What is the reflection of the point (2, -3.5) in the y-axis in the Cartesian coordinate plane?

Introduction / Context:
This problem is from coordinate geometry and deals with reflections of points across one of the coordinate axes. Reflections are basic transformations that flip points across a line, such as the x-axis, y-axis, or the origin.
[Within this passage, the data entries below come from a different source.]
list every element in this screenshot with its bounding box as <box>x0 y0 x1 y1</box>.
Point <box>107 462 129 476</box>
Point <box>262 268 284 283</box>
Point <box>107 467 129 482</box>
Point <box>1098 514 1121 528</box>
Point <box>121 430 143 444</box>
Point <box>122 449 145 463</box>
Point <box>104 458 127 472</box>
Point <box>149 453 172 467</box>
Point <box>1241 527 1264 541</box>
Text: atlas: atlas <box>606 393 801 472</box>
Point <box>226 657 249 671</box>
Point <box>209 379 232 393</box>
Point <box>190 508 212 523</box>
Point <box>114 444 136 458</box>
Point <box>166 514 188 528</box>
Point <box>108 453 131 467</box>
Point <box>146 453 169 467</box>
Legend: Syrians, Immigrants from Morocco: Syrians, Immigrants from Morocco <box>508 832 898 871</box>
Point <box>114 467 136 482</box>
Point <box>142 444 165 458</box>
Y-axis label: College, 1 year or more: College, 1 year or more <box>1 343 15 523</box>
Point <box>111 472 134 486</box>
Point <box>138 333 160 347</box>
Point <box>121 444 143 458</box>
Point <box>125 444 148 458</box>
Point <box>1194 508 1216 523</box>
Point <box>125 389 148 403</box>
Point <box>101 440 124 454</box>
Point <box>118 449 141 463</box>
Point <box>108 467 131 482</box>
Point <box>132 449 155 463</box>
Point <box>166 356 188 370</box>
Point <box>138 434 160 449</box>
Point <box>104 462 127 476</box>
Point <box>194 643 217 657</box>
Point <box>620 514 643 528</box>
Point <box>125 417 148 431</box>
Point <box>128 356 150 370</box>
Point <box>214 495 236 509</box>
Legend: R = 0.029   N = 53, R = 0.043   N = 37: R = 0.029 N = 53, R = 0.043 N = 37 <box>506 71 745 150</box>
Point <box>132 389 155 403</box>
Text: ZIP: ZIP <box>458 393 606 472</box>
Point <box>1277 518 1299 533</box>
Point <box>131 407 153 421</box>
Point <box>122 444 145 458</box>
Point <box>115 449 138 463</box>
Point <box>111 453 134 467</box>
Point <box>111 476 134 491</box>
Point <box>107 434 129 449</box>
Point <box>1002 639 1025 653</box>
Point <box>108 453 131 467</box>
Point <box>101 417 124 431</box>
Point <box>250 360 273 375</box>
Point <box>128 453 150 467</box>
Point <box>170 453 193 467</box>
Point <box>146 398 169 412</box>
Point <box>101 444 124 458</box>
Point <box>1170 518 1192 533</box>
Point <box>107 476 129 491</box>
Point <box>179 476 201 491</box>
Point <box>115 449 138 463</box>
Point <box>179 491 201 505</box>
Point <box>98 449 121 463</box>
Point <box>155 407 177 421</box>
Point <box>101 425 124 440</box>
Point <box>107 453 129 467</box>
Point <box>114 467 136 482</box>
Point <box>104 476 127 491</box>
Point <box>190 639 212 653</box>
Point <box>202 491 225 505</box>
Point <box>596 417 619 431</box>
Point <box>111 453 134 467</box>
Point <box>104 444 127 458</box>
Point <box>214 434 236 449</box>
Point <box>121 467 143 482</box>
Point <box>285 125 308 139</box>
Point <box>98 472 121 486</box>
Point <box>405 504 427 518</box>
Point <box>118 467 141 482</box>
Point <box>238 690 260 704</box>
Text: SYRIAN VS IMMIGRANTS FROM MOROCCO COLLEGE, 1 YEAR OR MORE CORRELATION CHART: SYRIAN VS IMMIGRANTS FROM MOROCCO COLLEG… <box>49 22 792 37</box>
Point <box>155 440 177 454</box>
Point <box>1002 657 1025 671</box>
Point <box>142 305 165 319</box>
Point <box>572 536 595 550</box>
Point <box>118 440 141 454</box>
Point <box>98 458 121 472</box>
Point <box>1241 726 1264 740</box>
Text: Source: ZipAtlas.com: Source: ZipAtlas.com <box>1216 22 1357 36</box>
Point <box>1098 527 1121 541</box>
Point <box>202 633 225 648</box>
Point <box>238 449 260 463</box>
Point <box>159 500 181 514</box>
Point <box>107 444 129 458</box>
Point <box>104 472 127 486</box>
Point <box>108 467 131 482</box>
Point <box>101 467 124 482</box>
Knowing how the coordinates change under these reflections is very useful in both pure mathematics and applications such as graphics and physics simulations. Here, you are asked to reflect a point across the y-axis.

Given Data / Assumptions:

• The original point is P(2, -3.5).
• The reflection is taken in the y-axis.
• The y-axis is the vertical line defined by x = 0.
• We must find the coordinates of the reflected point P prime.
• We assume standard Cartesian coordinates with the usual reflection rules.

Concept / Approach:
Reflecting a point across the y-axis keeps the y coordinate the same but reverses the sign of the x coordinate. Geometrically, the point is flipped horizontally across the line x = 0, so it ends up the same distance from the y-axis but on the opposite side. In algebraic terms, reflecting (x, y) in the y-axis transforms it to (-x, y). We simply apply this rule to the given coordinates to find the new point.

Step-by-Step Solution:
Original point P has coordinates (x, y) = (2, -3.5).Reflection in the y-axis maps (x, y) to (-x, y).So the reflected point P prime is (-2, -3.5).The x coordinate has changed sign from 2 to -2, while the y coordinate remains -3.5.Therefore, the reflection of (2, -3.5) in the y-axis is (-2, -3.5).

Verification / Alternative check:
Visualise the point (2, -3.5) on a coordinate grid. It is 2 units to the right of the y-axis and 3.5 units below the x-axis. Reflecting across the y-axis should move the point 2 units to the left of the y-axis while keeping the vertical position unchanged. That is exactly the point (-2, -3.5). The distance from the y-axis remains 2 units, but on the opposite side, which confirms that the reflection rule has been applied correctly.

Why Other Options Are Wrong:
Option (-2, 3.5) reflects the point across both axes, not just the y-axis. Option (-3.5, -2) swaps the x and y coordinates and then changes signs, which corresponds to a rotation or reflection across a different line. Option (3.5, -2) similarly mixes up coordinates and reflections. Option (2, 3.5) reflects across the x-axis, not the y-axis. None of these match the pure y-axis reflection rule (x, y) to (-x, y) for the point (2, -3.5).

Common Pitfalls:
Students sometimes confuse reflections in the x-axis and y-axis, accidentally changing the wrong coordinate. Another typical error is to change the sign of both coordinates, which corresponds to rotation by 180 degrees about the origin rather than a single axis reflection. Remember that reflection in the y-axis affects only the x coordinate, and reflection in the x-axis affects only the y coordinate. Keeping this distinction clear makes such problems easy to handle.

Final Answer:
The reflection of the point (2, -3.5) in the y-axis is (-2, -3.5).